Een goed voorbeeld waren de recente
bezuinigingen van 19 miljoen euro. Deze bezuinigingen werden opgelegd omdat het
hopeloze gemeentebestuur, na jaren van financieel wanbeleid en uit de hand
gelopen prestige projecten, door de provincie onder curatele was geplaatst.
Door de bezuinigingen zijn nog meer voorzieningen uitgekleed of gewoon
gesloten. Daar komt nog bij dat de gemeentelijk belastingen de pan uit stijgen.
Je zou denken dat dit voor de SP een unieke kans was om het gemeentebestuur aan
de schandpaal te nagelen, maar dat zat er niet in. De SP stemde tegen, maar
bleef “constructief”, wat in gewone woorden betekend dat men er niets tegen
ondernam. Links Amersfoort blijft dus achter zonder stem, en van de oude
activisten is niemand blij met de SP. Een oud CPN’er sprak het zo uit: “Ik ben
lid geworden van de SP, terwijl ik weet dat het eigenlijk niets is.
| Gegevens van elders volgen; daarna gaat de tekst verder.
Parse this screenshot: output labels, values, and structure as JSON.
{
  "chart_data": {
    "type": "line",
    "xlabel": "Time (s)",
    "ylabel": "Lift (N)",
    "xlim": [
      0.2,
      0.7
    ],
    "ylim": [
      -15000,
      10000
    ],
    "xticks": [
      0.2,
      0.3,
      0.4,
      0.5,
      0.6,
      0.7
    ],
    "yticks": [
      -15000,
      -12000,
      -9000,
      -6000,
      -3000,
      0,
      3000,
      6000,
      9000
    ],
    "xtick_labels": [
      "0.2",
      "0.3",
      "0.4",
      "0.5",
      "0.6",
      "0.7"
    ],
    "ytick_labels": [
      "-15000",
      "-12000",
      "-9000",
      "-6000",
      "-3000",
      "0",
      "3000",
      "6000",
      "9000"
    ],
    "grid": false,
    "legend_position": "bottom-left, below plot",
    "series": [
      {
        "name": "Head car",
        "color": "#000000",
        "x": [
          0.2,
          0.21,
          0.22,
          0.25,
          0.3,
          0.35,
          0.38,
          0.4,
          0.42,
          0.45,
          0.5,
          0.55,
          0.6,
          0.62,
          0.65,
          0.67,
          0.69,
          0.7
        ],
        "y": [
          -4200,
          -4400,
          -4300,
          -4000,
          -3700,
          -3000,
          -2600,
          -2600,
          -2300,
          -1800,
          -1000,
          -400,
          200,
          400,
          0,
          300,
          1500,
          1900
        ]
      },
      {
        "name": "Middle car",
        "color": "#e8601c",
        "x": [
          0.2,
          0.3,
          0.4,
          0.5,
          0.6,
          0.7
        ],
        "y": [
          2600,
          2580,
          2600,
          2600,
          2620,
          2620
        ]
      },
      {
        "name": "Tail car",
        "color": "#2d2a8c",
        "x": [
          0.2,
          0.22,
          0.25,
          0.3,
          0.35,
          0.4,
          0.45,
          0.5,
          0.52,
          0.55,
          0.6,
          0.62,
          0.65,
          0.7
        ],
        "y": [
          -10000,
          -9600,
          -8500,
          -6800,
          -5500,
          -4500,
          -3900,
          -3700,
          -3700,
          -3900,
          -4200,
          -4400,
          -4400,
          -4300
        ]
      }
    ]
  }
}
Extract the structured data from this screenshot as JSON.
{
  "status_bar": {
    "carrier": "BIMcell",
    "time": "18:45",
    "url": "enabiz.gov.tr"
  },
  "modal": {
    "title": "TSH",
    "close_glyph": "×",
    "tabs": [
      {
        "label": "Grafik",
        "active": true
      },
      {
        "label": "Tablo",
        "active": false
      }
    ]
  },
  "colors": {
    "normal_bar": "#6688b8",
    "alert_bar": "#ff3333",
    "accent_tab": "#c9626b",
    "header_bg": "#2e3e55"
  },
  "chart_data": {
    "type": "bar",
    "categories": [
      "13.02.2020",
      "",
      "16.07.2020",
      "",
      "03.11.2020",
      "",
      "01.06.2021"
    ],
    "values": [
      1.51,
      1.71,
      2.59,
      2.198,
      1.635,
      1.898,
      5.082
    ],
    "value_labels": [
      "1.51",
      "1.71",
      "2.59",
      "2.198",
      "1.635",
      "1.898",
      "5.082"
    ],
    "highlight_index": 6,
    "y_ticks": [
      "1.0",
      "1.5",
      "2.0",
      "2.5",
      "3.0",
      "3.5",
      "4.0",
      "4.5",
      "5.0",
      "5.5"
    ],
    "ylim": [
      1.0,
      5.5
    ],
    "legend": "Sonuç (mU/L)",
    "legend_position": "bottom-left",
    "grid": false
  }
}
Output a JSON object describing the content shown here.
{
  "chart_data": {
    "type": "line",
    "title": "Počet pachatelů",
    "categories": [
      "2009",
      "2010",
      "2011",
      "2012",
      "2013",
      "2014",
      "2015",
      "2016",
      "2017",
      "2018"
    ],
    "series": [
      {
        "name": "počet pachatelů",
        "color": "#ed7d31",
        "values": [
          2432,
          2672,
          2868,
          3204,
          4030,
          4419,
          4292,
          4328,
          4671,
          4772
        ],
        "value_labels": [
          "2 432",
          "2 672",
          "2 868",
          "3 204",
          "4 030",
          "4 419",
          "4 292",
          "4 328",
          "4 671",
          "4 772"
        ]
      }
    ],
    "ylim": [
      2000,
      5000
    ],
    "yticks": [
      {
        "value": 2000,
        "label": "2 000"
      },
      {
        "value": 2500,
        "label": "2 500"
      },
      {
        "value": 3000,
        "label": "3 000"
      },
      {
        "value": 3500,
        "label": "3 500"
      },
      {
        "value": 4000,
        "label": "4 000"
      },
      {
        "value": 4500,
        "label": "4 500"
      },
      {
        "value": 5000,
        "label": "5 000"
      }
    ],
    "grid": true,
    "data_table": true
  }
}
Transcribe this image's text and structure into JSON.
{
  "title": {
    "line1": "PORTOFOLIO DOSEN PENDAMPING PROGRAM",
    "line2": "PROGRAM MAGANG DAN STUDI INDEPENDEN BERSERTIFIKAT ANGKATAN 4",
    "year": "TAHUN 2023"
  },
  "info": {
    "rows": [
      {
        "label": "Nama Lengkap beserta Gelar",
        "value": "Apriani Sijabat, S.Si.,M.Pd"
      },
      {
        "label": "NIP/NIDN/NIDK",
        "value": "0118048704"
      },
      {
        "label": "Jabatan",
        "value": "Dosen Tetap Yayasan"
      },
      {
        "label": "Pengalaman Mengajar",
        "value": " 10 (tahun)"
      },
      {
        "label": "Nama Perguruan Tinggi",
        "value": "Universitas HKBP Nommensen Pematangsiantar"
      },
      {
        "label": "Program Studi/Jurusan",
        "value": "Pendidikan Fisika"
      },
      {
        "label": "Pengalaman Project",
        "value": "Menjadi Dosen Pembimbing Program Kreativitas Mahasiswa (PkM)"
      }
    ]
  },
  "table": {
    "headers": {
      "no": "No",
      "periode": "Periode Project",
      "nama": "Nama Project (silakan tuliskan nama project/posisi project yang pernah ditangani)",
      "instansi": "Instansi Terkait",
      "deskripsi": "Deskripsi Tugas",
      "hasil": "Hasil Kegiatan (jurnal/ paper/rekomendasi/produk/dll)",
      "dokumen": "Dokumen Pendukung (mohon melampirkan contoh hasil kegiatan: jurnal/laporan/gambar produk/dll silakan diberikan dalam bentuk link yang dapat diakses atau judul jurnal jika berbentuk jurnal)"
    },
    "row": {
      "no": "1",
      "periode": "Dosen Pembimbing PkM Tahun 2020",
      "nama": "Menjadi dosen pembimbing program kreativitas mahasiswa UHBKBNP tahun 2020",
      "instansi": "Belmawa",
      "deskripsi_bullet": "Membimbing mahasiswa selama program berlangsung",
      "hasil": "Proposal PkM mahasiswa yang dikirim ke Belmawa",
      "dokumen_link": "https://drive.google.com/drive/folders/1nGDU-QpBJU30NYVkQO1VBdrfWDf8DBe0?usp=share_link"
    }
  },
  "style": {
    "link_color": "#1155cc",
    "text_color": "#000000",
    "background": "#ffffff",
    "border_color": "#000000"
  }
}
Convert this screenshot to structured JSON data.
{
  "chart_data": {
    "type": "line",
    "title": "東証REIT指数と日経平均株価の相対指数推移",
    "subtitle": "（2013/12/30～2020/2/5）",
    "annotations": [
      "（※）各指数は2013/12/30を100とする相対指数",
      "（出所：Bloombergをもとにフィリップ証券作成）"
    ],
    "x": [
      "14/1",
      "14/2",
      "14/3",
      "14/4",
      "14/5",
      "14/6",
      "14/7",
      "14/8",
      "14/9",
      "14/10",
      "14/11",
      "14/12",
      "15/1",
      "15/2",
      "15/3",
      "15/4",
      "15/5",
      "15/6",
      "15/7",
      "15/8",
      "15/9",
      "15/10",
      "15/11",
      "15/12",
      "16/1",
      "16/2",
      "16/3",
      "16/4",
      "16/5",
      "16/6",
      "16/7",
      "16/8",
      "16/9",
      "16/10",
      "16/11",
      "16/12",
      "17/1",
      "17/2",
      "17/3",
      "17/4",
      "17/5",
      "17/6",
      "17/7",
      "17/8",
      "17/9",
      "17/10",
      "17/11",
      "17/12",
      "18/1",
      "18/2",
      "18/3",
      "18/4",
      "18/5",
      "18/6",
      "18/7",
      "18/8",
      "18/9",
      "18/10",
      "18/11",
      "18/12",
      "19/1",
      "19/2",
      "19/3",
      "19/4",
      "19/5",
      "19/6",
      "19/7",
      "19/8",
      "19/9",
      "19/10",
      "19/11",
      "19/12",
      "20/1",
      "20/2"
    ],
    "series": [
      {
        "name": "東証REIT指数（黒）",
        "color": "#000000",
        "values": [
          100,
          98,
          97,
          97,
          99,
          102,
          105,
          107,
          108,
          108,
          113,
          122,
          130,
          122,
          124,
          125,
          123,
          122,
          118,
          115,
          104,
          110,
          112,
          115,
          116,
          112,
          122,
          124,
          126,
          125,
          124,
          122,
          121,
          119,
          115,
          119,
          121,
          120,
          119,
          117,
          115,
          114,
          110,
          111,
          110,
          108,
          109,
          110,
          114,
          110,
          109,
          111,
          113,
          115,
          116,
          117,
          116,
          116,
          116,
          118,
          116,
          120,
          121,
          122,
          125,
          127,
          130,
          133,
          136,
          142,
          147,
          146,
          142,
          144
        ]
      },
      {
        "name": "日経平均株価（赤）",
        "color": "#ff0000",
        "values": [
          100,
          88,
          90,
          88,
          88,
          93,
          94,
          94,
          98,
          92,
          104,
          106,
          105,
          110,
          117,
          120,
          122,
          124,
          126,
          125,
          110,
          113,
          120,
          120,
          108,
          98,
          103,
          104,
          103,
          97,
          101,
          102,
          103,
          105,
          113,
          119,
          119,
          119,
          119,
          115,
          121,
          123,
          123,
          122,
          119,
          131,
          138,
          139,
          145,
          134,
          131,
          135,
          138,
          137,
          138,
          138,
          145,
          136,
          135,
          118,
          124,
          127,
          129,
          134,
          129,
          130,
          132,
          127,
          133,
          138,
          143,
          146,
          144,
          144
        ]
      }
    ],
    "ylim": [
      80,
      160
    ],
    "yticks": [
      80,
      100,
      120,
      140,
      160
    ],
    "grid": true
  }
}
Ik wilde
gewoon weer ergens bij horen.”
Ook Amersfoort kent zijn lokale
partijen, maar daar is niets progressieves onder te vinden. De meest bekende is
de Burger Partij Amersfoort (BPA). Deze club bestaat uit reactionairen en
teleurgestelde leden van de elite die vinden dat ze iets beters verdiend
hadden. Ze munten uit door een grote bek, super opportunisme en de vele
onderlinge ruzies. Als gewone burger heb je van de lokalen niets te verwachten,
alleen af en toe wat politiek theater.
Dus is het stil geworden in Amersfoort
als het gaat om actiebereidheid, net als in veel andere plekken in Nederland. Laatst
was er wel een kleine demonstratie tegen landelijk politiegeweld en er werden
zelfs stenen naar een stadsbus gegooid. Een kleine opleving of gewoon
baldadigheid, dat zal in de toekomst moeten blijken. Misschien zullen er mensen
zijn die zeggen dat er wel degelijk dingen in de stad gebeuren. Dat zou mooi
zijn, want het zouden lichtpuntjes zijn in de vele momenten van duisternis.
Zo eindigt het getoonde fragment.